Alternative Name :-Chair Posture, Difficult Pose, Hazardous pose, Akward Pose, Fierce Pose, Utkata Asana, Utkat Asan, Hardening Legs Like Steel
Utkatasana is often called "Chair Pose." To the external eye, it looks like a yogi sitting in an imaginary chair. When you do the pose, however, it is definitely not a cushy, passive ride. A deep squat, Utkatasana immediately engages the strength of your legs, back, and ankles. The literal translation of the word "utkatasana" from Sanskrit is "powerful pose."
How to start OR How to reach the stretch :-
- From Mountain Pose (Tadasana) bend the knees until the thighs are almost parallel to the floor.
- Keep the butt low.
- Bring the arms up towards the ceiling.
- Bring a slight back bend into the upper back.

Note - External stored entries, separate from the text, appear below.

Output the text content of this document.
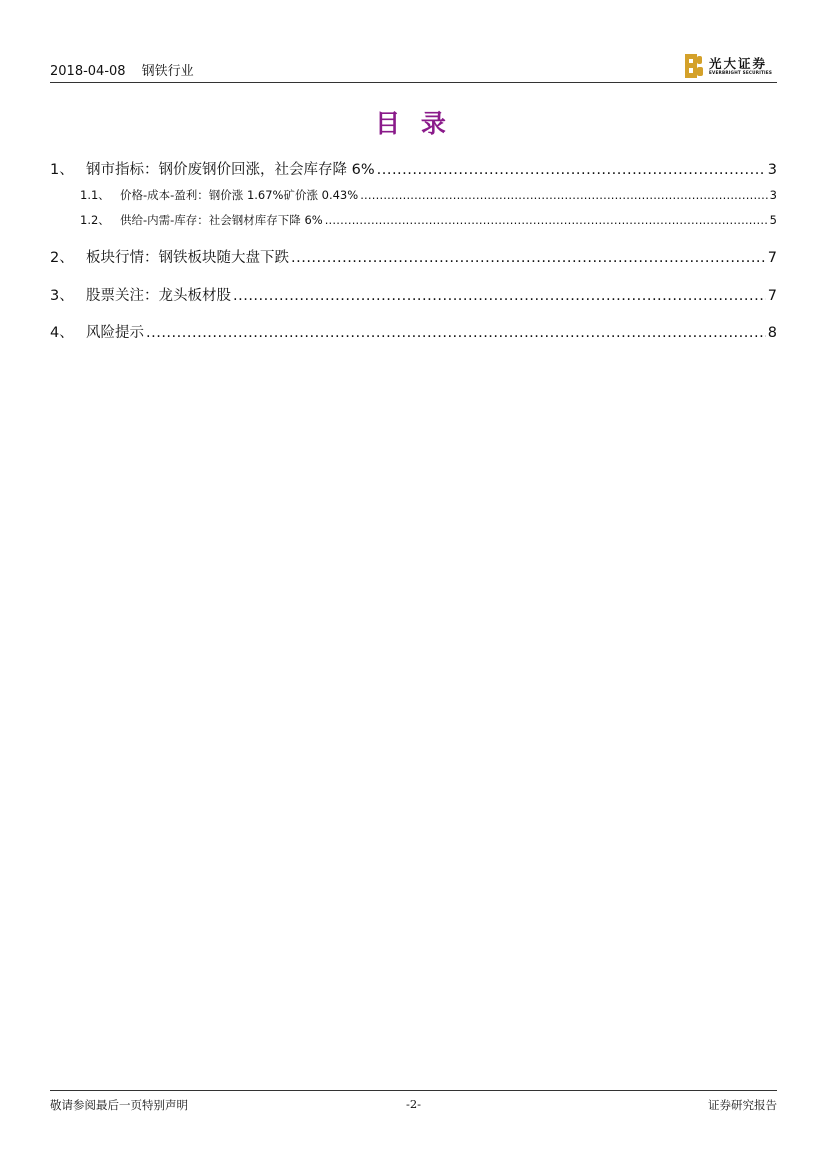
2018-04-08 钢铁行业
光大证券
EVERBRIGHT SECURITIES
目 录
1、 钢市指标：钢价废钢价回涨，社会库存降 6% .....	3
1.1、 价格-成本-盈利：钢价涨 1.67%矿价涨 0.43% .....	3
1.2、 供给-内需-库存：社会钢材库存下降 6% .....	5
2、 板块行情：钢铁板块随大盘下跌 .....	7
3、 股票关注：龙头板材股 .....	7
4、 风险提示 .....	8
敬请参阅最后一页特别声明	-2-	证券研究报告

- Hold it about 5-10 breaths.
How to end OR How to release the stretch :-
- Stay for 30 seconds to a minute. To come out of this pose straighten your knees with an inhalation, lifting strongly through the arms.
- Exhale and release your arms to your sides into Tadasana.
How it help or Benfits of Utkatasana:-
- Strengthens the thighs.
- Strengthens the ankles, thighs, calves, and spine.
- Stretches shoulders and chest.
- Stimulates the abdominal organs, diaphragm, and heart.
- Reduces flat feet.
Precaution of Utkatasana:-
- Not for the persons who have Headache, Insomnia, low blood pressure.